Saturday, June 16, 2018

Women of the Castle

What would it have been like to be a German who was not a Nazi supporter.  Before the war began, as the different groups were banding together, the brown shirts, Nazi party, and others are building their coalitions and recruiting members.  Some people supported them and agreed with their ideology.  Others joined as sheep follow a leader.  Others thought it may improve their lives as an escape from an unhappy existence.  But there were those who were opposed from the beginning and fought back based on their strength of their convictions.

XXX was one of those men.  He and his friends meet as they realize the country is on the brink of war and start to build their underground retaliation.  On the surface they are business men leading normal lives, attending dance parties and getting married.  But  YYY marries the girl of his dreams as he is secretly planning to try and murder the Fuhrer.  He tells his childhood friend to look after his young wife if something happens to him. 

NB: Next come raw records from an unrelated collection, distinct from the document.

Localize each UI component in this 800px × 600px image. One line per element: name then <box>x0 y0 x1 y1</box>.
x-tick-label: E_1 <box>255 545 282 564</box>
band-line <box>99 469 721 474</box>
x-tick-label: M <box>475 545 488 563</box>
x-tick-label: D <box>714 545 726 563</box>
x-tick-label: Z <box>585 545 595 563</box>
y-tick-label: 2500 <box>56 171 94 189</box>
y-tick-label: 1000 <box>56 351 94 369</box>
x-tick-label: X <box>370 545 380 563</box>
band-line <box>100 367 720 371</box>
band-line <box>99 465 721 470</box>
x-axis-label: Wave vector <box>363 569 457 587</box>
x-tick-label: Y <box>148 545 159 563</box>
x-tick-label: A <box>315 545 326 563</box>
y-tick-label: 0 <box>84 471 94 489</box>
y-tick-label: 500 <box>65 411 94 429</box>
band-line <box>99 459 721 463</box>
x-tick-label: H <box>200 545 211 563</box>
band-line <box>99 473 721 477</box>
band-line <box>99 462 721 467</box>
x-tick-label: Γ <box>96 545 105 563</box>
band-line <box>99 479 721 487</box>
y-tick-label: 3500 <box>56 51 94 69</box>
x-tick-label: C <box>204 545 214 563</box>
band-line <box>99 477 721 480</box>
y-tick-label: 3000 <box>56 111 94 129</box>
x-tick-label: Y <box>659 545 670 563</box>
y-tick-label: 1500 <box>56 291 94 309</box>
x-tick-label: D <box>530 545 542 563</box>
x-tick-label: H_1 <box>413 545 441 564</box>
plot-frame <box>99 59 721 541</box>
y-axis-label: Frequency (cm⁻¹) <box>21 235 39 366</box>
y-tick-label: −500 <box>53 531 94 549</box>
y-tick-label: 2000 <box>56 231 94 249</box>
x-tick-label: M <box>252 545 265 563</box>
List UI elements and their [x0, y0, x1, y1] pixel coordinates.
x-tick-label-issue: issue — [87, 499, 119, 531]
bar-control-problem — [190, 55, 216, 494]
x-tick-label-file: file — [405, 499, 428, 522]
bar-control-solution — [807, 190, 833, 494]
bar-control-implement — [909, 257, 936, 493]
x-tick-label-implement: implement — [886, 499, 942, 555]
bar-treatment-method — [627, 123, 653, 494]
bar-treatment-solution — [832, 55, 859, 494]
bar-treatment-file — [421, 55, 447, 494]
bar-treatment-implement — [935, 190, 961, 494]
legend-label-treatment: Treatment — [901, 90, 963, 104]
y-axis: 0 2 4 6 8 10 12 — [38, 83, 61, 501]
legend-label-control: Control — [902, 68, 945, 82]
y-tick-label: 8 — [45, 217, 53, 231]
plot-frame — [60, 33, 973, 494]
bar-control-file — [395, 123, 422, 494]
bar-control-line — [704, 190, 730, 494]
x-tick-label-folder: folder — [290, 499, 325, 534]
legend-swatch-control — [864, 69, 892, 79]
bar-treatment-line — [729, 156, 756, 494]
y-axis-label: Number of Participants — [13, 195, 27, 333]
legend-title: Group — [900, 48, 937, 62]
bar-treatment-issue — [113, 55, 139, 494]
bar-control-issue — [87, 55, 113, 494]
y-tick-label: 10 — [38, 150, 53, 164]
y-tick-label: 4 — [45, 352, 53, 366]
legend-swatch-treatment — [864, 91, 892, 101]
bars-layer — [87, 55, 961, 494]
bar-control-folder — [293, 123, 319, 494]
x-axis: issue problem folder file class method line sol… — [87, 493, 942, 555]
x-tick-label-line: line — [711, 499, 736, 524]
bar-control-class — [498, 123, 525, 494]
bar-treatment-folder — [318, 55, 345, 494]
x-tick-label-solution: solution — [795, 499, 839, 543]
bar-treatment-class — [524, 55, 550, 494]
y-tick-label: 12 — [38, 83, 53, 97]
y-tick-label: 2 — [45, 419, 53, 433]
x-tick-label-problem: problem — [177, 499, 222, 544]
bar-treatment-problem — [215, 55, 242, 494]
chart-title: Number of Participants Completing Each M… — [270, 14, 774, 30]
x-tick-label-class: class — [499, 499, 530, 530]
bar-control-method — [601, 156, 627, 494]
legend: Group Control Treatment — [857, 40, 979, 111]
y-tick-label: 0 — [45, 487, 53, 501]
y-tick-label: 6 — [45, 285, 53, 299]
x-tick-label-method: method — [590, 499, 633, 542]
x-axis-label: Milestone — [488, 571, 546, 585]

With a brief account of the war, we are brought to the end, as XXX goes out from the family castle to find, rescue and fulfill her promise to YYY.  She finds three of the wives of YYY and other members of the resistance and brings them and their children to the castle to live with her and her children.  This book beautifully describes the  Europe after the war.  The devastation, the starvation and all the lost people, permanently changed by the experiences they suffered through.  We meet three women and their children, hear their stories of life during the war and see how they try to put it behind them and move through the horrors to make a life on the other side.

In this book we hear about German women who suffered at the hands of the Nazi party.  A women who made terrible mistakes and joined the Nazi party, now is trying to flee who she was during the war, create a new identity.   Women who want to erase the past and start over for the future.

This is again is a novel based on truth and stories the author was told.  Another one of those books that shares with the reader a different perspective on the horrors of Germany during and after World War II.